The IEA assumes oil and gas are still used in sectors where the fuels are not combusted and in some industrial facilities equipped with CCUS.
A major’s energy production portfolio in 2050 aligned with NZE Scenario
Few companies look like they are taking this sort of path, though. The IEA acknowledges there are some challenges here for oil and gas companies. Their activities are typically associated with a high level of risk and reward and accompanied by a high degree of volatility in returns.
However, clean energy technologies “often have more tightly controlled or regulated returns and so, while they may have a similar overall level of return on capital invested as oil and gas, they do not display such large year-on-year fluctuations and thus have fewer opportunities for windfall profits,” the IEA says.
There is also the issue that the big cut in oil and gas profitability assumed under the NZE Scenario would make it harder for the sector to raise the capital needed to diversify into clean energy.
The IEA notes an alternative approach that would also be fully aligned with the NZE Scenario “would be simply to wind down oil and gas operations in line with the overarching declines in oil and gas demand”. This would involve share buybacks and/or returns of capital.
However, most oil and gas boards would not see this as a ‘transition plan’ but more as an ‘extinction plan’ that would put them out of a job.
Woodside CEO Meg O’Neill recently told investors it was “clear, that under current forecasts, supply from gas and oil projects that are operational today and under development, will not meet future demand. And additional investment in gas and oil is required”.
Woodside investor presentation charts
Interestingly, the charts (above) in O’Neill’s presentation assume global temperatures rise <2.0 – <2.5°C – and they don’t include the more ambitious 1.5°C goal.
This is probably because under the NZE Scenario, falling demand can be met without any new long lead-time upstream conventional projects (see diagram below).
“Companies aligned with the results of the NZE Scenario would not invest in new exploration or approve new projects,” the IEA says.
Oil and gas becomes less profitable and a riskier business as net zero transitions accelerate.

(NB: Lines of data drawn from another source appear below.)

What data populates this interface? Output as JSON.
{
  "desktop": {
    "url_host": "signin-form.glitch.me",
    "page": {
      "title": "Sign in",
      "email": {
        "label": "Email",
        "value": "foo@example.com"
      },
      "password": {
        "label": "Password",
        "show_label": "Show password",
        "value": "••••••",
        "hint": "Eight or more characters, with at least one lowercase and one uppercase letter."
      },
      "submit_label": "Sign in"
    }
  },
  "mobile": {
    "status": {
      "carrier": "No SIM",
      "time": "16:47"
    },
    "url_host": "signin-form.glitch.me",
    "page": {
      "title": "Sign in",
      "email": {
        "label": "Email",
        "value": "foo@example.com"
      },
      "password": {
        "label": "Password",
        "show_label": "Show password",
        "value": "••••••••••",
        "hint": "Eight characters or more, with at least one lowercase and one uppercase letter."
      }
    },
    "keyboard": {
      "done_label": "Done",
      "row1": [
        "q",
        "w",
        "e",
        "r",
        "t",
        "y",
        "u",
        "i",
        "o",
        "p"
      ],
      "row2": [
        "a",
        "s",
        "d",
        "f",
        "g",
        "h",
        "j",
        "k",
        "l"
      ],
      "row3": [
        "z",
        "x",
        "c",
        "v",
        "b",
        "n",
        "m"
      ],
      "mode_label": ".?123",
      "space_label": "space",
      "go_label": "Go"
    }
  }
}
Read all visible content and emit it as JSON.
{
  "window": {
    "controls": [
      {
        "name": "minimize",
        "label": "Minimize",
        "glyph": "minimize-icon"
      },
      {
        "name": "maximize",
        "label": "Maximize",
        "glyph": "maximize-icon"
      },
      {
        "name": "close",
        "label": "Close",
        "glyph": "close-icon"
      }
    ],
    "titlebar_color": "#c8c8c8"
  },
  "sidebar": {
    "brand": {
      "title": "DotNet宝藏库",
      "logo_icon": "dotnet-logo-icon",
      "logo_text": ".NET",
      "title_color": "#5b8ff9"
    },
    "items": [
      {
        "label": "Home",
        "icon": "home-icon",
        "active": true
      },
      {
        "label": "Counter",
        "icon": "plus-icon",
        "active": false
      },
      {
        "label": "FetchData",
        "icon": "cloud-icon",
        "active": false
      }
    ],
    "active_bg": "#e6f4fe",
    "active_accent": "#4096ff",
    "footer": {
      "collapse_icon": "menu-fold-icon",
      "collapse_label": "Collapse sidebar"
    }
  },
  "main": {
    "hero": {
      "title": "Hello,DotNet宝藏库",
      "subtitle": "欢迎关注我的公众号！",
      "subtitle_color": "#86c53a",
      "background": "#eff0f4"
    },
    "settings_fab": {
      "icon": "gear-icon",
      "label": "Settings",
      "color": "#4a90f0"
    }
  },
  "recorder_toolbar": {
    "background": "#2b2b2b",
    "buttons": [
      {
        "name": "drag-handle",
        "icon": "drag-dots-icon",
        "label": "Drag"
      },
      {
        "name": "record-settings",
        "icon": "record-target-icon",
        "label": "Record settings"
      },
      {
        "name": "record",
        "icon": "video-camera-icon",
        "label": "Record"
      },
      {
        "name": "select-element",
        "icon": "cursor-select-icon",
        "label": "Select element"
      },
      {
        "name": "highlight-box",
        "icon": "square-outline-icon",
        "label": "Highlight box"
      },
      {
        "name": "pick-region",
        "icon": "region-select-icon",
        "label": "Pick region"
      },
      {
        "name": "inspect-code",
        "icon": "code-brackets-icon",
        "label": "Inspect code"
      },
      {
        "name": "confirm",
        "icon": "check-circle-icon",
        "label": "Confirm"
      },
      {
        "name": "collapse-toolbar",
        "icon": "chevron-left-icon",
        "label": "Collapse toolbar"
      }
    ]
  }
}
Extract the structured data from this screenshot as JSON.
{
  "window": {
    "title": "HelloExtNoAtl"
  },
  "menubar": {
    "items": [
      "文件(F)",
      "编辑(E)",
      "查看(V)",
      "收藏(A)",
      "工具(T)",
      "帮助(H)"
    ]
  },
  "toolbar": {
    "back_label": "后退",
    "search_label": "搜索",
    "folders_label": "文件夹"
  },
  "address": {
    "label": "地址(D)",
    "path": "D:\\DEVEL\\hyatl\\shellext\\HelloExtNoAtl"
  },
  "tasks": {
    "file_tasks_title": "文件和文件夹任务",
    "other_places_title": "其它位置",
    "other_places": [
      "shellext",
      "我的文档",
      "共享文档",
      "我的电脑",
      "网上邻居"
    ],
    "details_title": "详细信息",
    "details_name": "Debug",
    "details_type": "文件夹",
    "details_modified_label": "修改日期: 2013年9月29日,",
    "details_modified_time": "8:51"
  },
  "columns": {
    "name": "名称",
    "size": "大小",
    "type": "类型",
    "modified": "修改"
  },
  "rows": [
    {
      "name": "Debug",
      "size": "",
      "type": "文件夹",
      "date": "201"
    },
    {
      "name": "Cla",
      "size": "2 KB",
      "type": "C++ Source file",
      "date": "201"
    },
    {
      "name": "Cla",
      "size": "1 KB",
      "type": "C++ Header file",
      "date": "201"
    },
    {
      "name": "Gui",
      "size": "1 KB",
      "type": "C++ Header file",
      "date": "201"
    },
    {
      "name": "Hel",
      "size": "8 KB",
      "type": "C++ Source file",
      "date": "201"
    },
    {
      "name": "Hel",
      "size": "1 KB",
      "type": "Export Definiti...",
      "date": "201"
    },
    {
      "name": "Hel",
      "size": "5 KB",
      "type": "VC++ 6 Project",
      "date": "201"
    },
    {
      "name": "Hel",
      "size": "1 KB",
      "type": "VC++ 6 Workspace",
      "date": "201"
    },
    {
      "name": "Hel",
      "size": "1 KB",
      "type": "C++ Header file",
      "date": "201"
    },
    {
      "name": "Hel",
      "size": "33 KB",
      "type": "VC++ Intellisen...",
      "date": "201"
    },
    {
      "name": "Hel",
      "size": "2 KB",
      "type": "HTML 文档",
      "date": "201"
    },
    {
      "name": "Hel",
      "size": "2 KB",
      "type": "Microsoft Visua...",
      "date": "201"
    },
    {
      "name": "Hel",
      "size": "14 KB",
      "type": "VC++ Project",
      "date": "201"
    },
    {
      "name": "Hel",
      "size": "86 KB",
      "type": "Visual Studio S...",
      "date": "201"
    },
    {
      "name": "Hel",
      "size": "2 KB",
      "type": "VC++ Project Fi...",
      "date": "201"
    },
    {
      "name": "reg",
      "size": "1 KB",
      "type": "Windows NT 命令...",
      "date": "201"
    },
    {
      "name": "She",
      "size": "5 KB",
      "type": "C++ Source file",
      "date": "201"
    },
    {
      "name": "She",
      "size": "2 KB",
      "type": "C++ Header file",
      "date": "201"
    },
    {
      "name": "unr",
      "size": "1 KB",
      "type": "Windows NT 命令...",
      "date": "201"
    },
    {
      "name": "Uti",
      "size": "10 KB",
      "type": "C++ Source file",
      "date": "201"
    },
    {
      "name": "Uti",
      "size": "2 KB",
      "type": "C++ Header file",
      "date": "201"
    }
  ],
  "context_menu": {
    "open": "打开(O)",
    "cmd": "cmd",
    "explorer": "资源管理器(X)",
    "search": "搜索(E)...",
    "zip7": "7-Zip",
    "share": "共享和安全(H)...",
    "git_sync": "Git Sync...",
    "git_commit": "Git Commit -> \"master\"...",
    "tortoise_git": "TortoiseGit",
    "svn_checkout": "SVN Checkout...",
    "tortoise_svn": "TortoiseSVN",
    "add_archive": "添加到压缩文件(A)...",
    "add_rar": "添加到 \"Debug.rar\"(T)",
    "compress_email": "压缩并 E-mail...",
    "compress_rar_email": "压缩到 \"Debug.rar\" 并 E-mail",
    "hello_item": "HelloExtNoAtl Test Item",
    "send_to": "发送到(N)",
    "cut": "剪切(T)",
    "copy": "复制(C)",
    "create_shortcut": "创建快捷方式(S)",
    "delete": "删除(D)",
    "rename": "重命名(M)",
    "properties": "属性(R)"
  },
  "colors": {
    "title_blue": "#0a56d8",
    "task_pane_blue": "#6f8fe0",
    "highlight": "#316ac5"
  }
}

This means those companies who choose not to support the energy transition are betting that the transition falters.
Natural gas supply by scenario
Last ones standing
Advocacy groups such as The Australasian Centre for Corporate Responsibility (ACCR) argue that companies like Woodside and Santos would better serve their investors – and the planet – by winding down rather than ramping up their business.
ACCR argues that at Woodside “returning capital to shareholders presents greater upside than pursuing its risky growth portfolio” and “may well appease the significant block of Woodside shareholders that remain aghast at the board’s responsiveness to their climate concerns”.
However, the recent revelation that Woodside is discussing a possible merger with Santos suggests it is more focussed on being a proactive participant in the current industry consolidation that has seen a number of mega mergers and acquisitions.
The IEA, meanwhile, warns “not all producers can be the last ones standing”.
“Many producers say they will be the ones to keep producing throughout transitions and beyond,” it says. “They cannot all be right.”
Make up your mind
Asset owners should be braver in admitting when their oil and gas engagement activities have failed or are unlikely to produce the desired results, especially when a company has clearly chosen not to be part of the climate solution.
While asset owners may not be able to diversify away from climate-related impacts, that is no reason to continue owning shares in companies with no credible transition plans and with stated strategies that could continue to contribute to the climate crisis for decades.
There is also a bolder alternative. If the mind of a company board cannot be changed, a coalition of like-minded asset owners could use their combined voting power to seek to change the board.